Is Mark Scott, the newish managing director of the ABC, nursing delusions of grandeur? Fresh from announcing new editorial standards for the organisation to reduce bias, Mr Scott has tangled with Labor Senator Stephen Conroy over his use of the title “editor-in-chief”.
There no dispute that the role of editor-in-chief is part of the MD gig, but in recent times it’s been given less emphasis. According to one ABC watcher, the most recent managing director to actively use the title was Brian Johns.
Scott’s decision to reclaim it has already won approval from staunch ABC critic Gerard Henderson and also many within the ABC who believe his predecessor Russell Balding failed to come to terms with the editorial leadership aspects of his role.
Stephen Conroy is much less easily impressed:
Mr Scott—Yes. I have looked at the names and the numbers of people who have come to Senate estimates hearings in the past, and I think it has varied from time to time. I have brought along with me today Mr Pendleton, the chief operating officer, who has a number of key operational areas of the organisation reporting through to him; and Mr Green, who looks after strategy and communications work and who was for a period of time the acting managing director. I am here as managing director and also in my role as editor-in-chief of the organisation.
I believe Senator Ronaldson made a reference to news and current affairs, so if there are particular issues to do with our news and current affairs performance I am happy to attempt to answer those questions in my role as editor-in-chief. I am also happy to answer any questions and to speak on the output of the ABC operation across radio, television, news and current affairs and our new media and online division….
Senator CONROY—I concur. I notice that you describe yourself as editor-in-chief. Is that a new title for the CEO, or is it the same title?

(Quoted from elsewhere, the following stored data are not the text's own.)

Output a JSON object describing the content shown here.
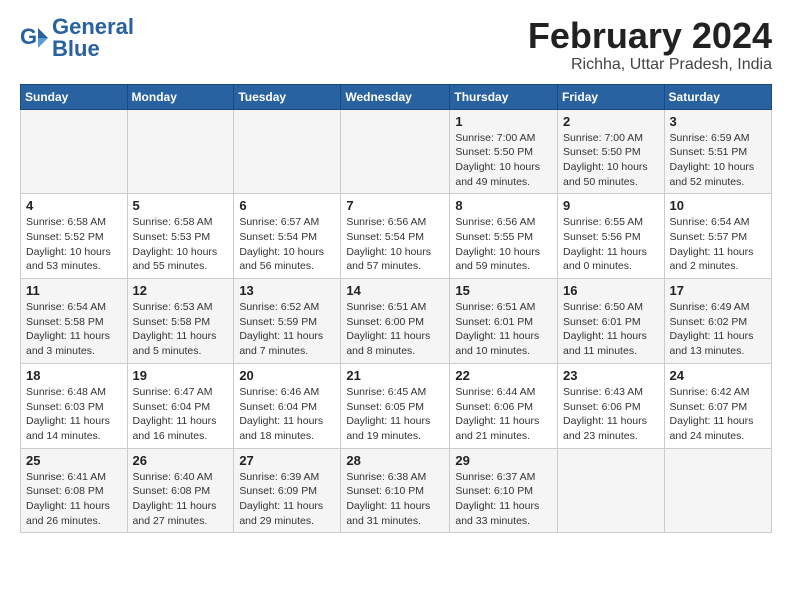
{
  "logo": {
    "line1": "General",
    "line2": "Blue"
  },
  "title": "February 2024",
  "subtitle": "Richha, Uttar Pradesh, India",
  "days_of_week": [
    "Sunday",
    "Monday",
    "Tuesday",
    "Wednesday",
    "Thursday",
    "Friday",
    "Saturday"
  ],
  "weeks": [
    [
      {
        "num": "",
        "info": ""
      },
      {
        "num": "",
        "info": ""
      },
      {
        "num": "",
        "info": ""
      },
      {
        "num": "",
        "info": ""
      },
      {
        "num": "1",
        "info": "Sunrise: 7:00 AM\nSunset: 5:50 PM\nDaylight: 10 hours\nand 49 minutes."
      },
      {
        "num": "2",
        "info": "Sunrise: 7:00 AM\nSunset: 5:50 PM\nDaylight: 10 hours\nand 50 minutes."
      },
      {
        "num": "3",
        "info": "Sunrise: 6:59 AM\nSunset: 5:51 PM\nDaylight: 10 hours\nand 52 minutes."
      }
    ],
    [
      {
        "num": "4",
        "info": "Sunrise: 6:58 AM\nSunset: 5:52 PM\nDaylight: 10 hours\nand 53 minutes."
      },
      {
        "num": "5",
        "info": "Sunrise: 6:58 AM\nSunset: 5:53 PM\nDaylight: 10 hours\nand 55 minutes."
      },
      {
        "num": "6",
        "info": "Sunrise: 6:57 AM\nSunset: 5:54 PM\nDaylight: 10 hours\nand 56 minutes."
      },
      {
        "num": "7",
        "info": "Sunrise: 6:56 AM\nSunset: 5:54 PM\nDaylight: 10 hours\nand 57 minutes."
      },
      {
        "num": "8",
        "info": "Sunrise: 6:56 AM\nSunset: 5:55 PM\nDaylight: 10 hours\nand 59 minutes."
      },
      {
        "num": "9",
        "info": "Sunrise: 6:55 AM\nSunset: 5:56 PM\nDaylight: 11 hours\nand 0 minutes."
      },
      {
        "num": "10",
        "info": "Sunrise: 6:54 AM\nSunset: 5:57 PM\nDaylight: 11 hours\nand 2 minutes."
      }
    ],
    [
      {
        "num": "11",
        "info": "Sunrise: 6:54 AM\nSunset: 5:58 PM\nDaylight: 11 hours\nand 3 minutes."
      },
      {
        "num": "12",
        "info": "Sunrise: 6:53 AM\nSunset: 5:58 PM\nDaylight: 11 hours\nand 5 minutes."
      },
      {
        "num": "13",
        "info": "Sunrise: 6:52 AM\nSunset: 5:59 PM\nDaylight: 11 hours\nand 7 minutes."
      },
      {
        "num": "14",
        "info": "Sunrise: 6:51 AM\nSunset: 6:00 PM\nDaylight: 11 hours\nand 8 minutes."
      },
      {
        "num": "15",
        "info": "Sunrise: 6:51 AM\nSunset: 6:01 PM\nDaylight: 11 hours\nand 10 minutes."
      },
      {
        "num": "16",
        "info": "Sunrise: 6:50 AM\nSunset: 6:01 PM\nDaylight: 11 hours\nand 11 minutes."
      },
      {
        "num": "17",
        "info": "Sunrise: 6:49 AM\nSunset: 6:02 PM\nDaylight: 11 hours\nand 13 minutes."
      }
    ],
    [
      {
        "num": "18",
        "info": "Sunrise: 6:48 AM\nSunset: 6:03 PM\nDaylight: 11 hours\nand 14 minutes."
      },
      {
        "num": "19",
        "info": "Sunrise: 6:47 AM\nSunset: 6:04 PM\nDaylight: 11 hours\nand 16 minutes."
      },
      {
        "num": "20",
        "info": "Sunrise: 6:46 AM\nSunset: 6:04 PM\nDaylight: 11 hours\nand 18 minutes."
      },
      {
        "num": "21",
        "info": "Sunrise: 6:45 AM\nSunset: 6:05 PM\nDaylight: 11 hours\nand 19 minutes."
      },
      {
        "num": "22",
        "info": "Sunrise: 6:44 AM\nSunset: 6:06 PM\nDaylight: 11 hours\nand 21 minutes."
      },
      {
        "num": "23",
        "info": "Sunrise: 6:43 AM\nSunset: 6:06 PM\nDaylight: 11 hours\nand 23 minutes."
      },
      {
        "num": "24",
        "info": "Sunrise: 6:42 AM\nSunset: 6:07 PM\nDaylight: 11 hours\nand 24 minutes."
      }
    ],
    [
      {
        "num": "25",
        "info": "Sunrise: 6:41 AM\nSunset: 6:08 PM\nDaylight: 11 hours\nand 26 minutes."
      },
      {
        "num": "26",
        "info": "Sunrise: 6:40 AM\nSunset: 6:08 PM\nDaylight: 11 hours\nand 27 minutes."
      },
      {
        "num": "27",
        "info": "Sunrise: 6:39 AM\nSunset: 6:09 PM\nDaylight: 11 hours\nand 29 minutes."
      },
      {
        "num": "28",
        "info": "Sunrise: 6:38 AM\nSunset: 6:10 PM\nDaylight: 11 hours\nand 31 minutes."
      },
      {
        "num": "29",
        "info": "Sunrise: 6:37 AM\nSunset: 6:10 PM\nDaylight: 11 hours\nand 33 minutes."
      },
      {
        "num": "",
        "info": ""
      },
      {
        "num": "",
        "info": ""
      }
    ]
  ]
}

Mr Scott—It is the same title. It is a role that I believe is carried in the legislation.
Senator CONROY—I have just never heard it before for someone in your position.

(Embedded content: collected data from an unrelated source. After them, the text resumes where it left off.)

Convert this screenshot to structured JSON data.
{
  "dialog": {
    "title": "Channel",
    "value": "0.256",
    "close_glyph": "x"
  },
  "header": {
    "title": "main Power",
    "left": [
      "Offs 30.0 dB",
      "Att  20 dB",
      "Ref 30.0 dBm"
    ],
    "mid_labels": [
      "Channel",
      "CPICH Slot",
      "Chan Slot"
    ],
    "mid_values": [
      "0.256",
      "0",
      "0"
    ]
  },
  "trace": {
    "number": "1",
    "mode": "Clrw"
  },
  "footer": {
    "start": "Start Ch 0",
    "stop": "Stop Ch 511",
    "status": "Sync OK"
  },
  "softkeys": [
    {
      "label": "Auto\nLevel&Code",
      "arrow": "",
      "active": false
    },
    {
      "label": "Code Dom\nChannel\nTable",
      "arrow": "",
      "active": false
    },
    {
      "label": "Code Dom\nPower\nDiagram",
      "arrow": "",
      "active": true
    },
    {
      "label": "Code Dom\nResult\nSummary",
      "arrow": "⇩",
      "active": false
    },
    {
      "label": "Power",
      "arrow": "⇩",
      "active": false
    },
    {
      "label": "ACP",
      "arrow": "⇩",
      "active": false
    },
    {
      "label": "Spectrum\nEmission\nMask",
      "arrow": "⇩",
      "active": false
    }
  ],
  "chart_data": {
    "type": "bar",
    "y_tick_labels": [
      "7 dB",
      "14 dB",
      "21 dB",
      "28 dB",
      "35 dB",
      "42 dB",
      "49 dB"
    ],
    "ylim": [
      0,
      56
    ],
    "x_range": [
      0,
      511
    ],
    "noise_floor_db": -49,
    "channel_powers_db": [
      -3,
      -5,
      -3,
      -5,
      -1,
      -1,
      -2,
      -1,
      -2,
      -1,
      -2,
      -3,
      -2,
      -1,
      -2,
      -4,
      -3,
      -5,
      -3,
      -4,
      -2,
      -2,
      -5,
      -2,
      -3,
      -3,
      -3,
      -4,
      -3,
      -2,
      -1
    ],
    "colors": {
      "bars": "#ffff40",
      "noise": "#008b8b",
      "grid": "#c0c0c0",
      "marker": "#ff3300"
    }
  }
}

Mr Scott—It has been established since the corporation.
Senator CONROY—As I said, no-one else has ever described themselves as that when they have appeared before us.
Mr Scott—My background is as a journalist. I am comfortable in and around news and I am comfortable discussing news matters. That is part of my responsibility as managing director and, as such, I am happy to speak to it.
Senator CONROY—So it is encompassed within your role as managing director?
Mr Scott—As managing director, yes.
Senator CONROY—So your actual title is managing director?
Mr Scott—Yes, that is true, but my role does encompass the role of editor-in-chief of the organisation. If you look at the recent history of the ABC since it became a corporation in 1983, you will see reference to the title throughout.
Senator CONROY—But you are actually employed as the managing director?
Mr Scott—Yes, that is true.
Senator CONROY—But you preferred to be called “editor-in-chief”? I just want to make sure I call you the right thing; that’s all.
Mr Scott—You can call me “Managing Director”, Senator!